A good train journey is sometimes all I need for a good outing. Give me the window seat with the countryside dancing past and I don't even need to get off when I reach my stop.

But I did. I was ready to see Bath.

Well, I say ready, but I had no plans. I still didn't know why I chose Bath (apart from the cheap ticket offer), what I wanted to see in Bath, or any idea how I'd spend the next eight hours. It was exciting. I had a blank canvas of a day. I could go anywhere (within Bath); I could do anything. Yet I didn't want to do anything. I wanted to do as close to nothing as possible whilst still doing something. A mild adventure was on the cards.

And so as I arrived at Bath Spa train station, my blank canvas of day started to fill with colour. My feet would take me wherever I wandered.
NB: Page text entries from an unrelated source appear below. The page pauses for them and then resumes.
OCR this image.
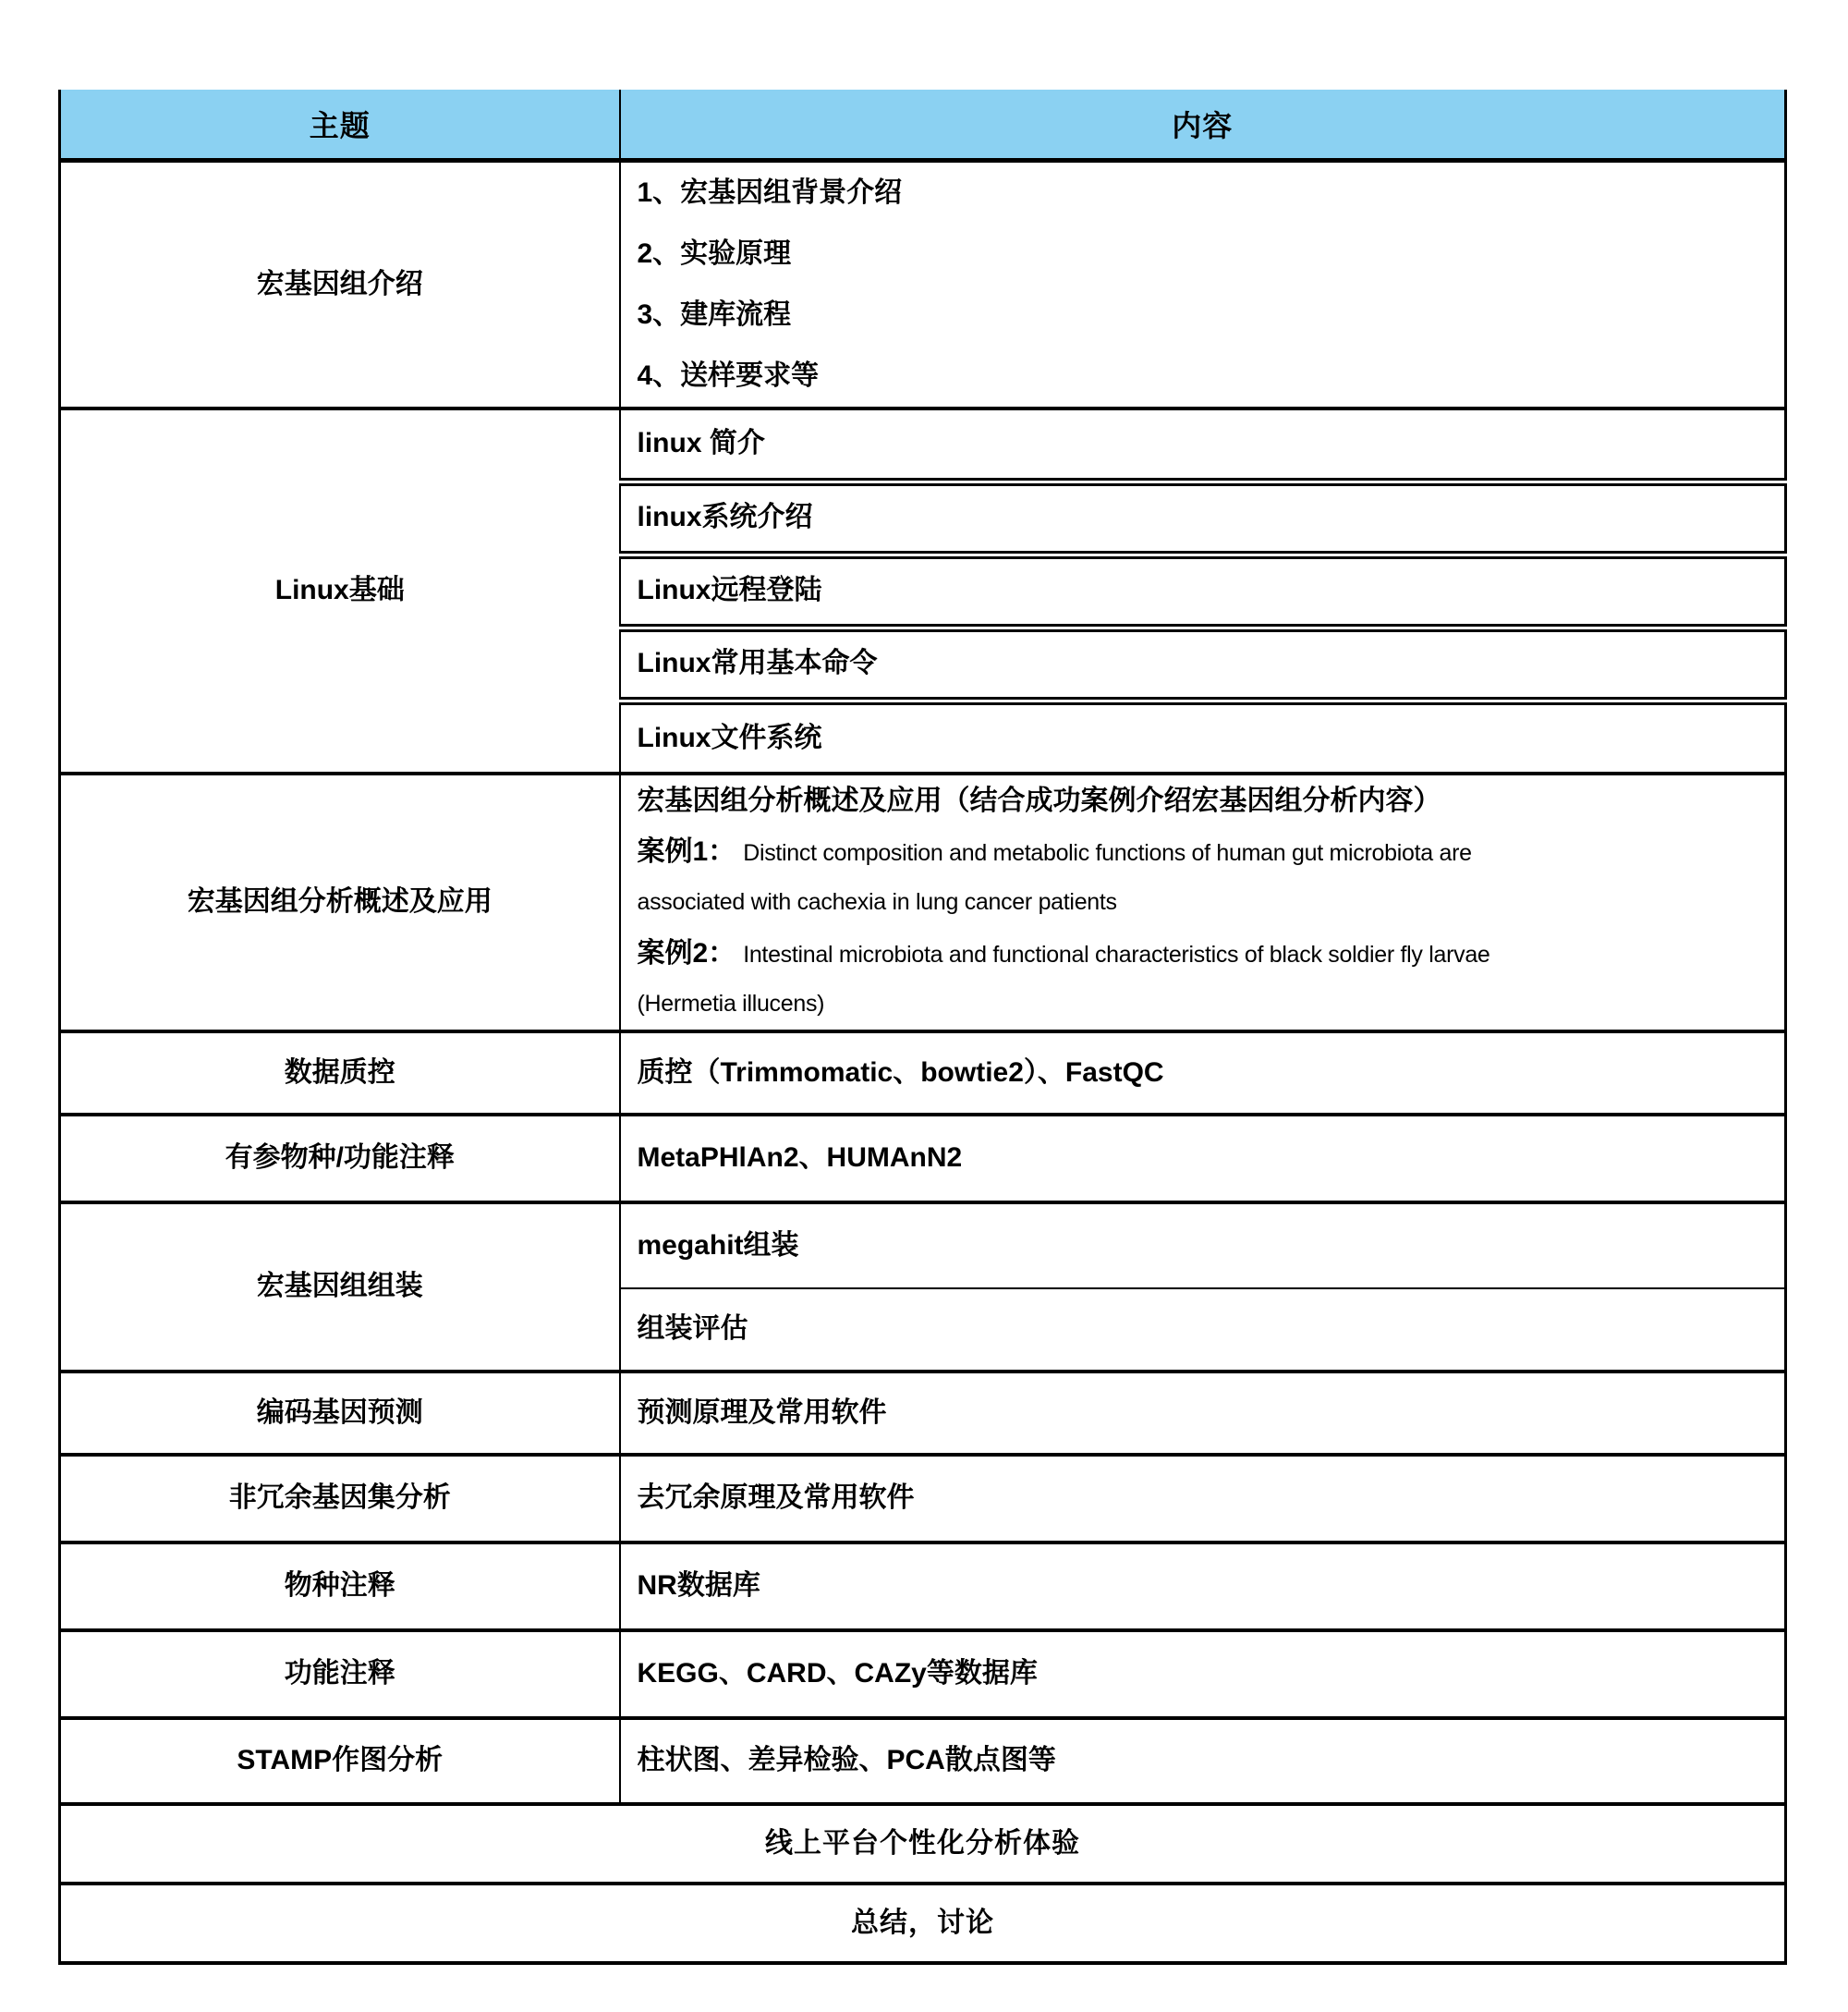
主题	内容
宏基因组介绍	1、宏基因组背景介绍
2、实验原理
3、建库流程
4、送样要求等

Linux基础	linux 简介
	linux系统介绍
	Linux远程登陆
	Linux常用基本命令
	Linux文件系统
宏基因组分析概述及应用	宏基因组分析概述及应用（结合成功案例介绍宏基因组分析内容）
案例1： Distinct composition and metabolic functions of human gut microbiota are
associated with cachexia in lung cancer patients
案例2： Intestinal microbiota and functional characteristics of black soldier fly larvae
(Hermetia illucens)

数据质控	质控（Trimmomatic、bowtie2）、FastQC
有参物种/功能注释	MetaPHlAn2、HUMAnN2
宏基因组组装	megahit组装
	组装评估
编码基因预测	预测原理及常用软件
非冗余基因集分析	去冗余原理及常用软件
物种注释	NR数据库
功能注释	KEGG、CARD、CAZy等数据库
STAMP作图分析	柱状图、差异检验、PCA散点图等
线上平台个性化分析体验	
总结，讨论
When I got back on the train later that night, I realised how quickly the day built up with tiny, seemingly insignificant moments of quiet joy that knitted together to create a beautiful day in a beautiful city.

Here, I unpick some of the threads that built the tapestry of my glorious free day dedicated to the joy of wandering.

  • Bath Spa train station toilets are a Victorian art deco place of beauty. I wanted to take a photo of the white tiles, black iron fittings and green ferns, but cameras are generally frowned upon in public bathrooms. I didn't mind waiting in that toilet queue. 
  • Exiting the station to be met by two bright blue anorak-clad tourist shepherds. I must've been their easiest customer of the day. "Why yes, I would like a free map, thank you very much." 
  • A walk over the famous Pulteney Bridge where the thing that made me smile most was not the bridge (shocking for me), but this exquisitely adorned florist. The shapes, the colours, the framing and the sunlight made my heart soar high into the blue beyond. 
  • Sitting by said bridge to eat the first of my cake-based snacks and watching the dozens of tourists, even on a cold February morn, posing and taking pictures in joy. 
  • A crisp morning walk in the eye-watering sunshine to walk the length and depth of the impressive Royal Crescent. 
  • Finding the perfect window seat in a cafe for my next beverage to be accompanied by reading the local free paper and people watching. 
  • A shuffle through the Green Park Station market to admire the weird food stalls and expansive glass roof above. 
  • Marvelling at the sight of a gentleman sat drinking a mug of tea sat in a bathtub-sofa atop a converted lifeboat as it drifted down the canal. 
  • The cloud speckled blue sky being dissected by a grey yet rusting industrial bridge I came across on a walk along the canal. 
  • The nerdy excitement of visiting a new Picturehouse cinema and settling into a cosy seat for an afternoon feature. 
  • Finally discovering the joy of the Bath Bun. I stopped at Sally Lunn's famous eating house (what every house should aspire to) to pick up some of these soft, sweet bread pillows. 
  • Following the deafening pealing bells towards Bath Abbey as I left the cinema at dusk, only to find the biggest, brightest full moon over the imposing, honey-coloured Gothic structure. 
  • A quick stop in the grandest cinema bar I've ever set foot in to hunker down in a squidgy, cushion adorned armchair to continue my people watching over candlelight. The atmospheric Tivoli Cinema was like stepping into a gold-trimmed scene from The Great Gatsby. 

Bath is a lively and history-laden city and I could've planned to take advantage of more of the tourist attractions. But I preferred my mooching method. It was only one day and it started as a day with no plans. In spite of having no plans, I packed a whole lot of something in. It's a wonder what you can find when you let yourself wander.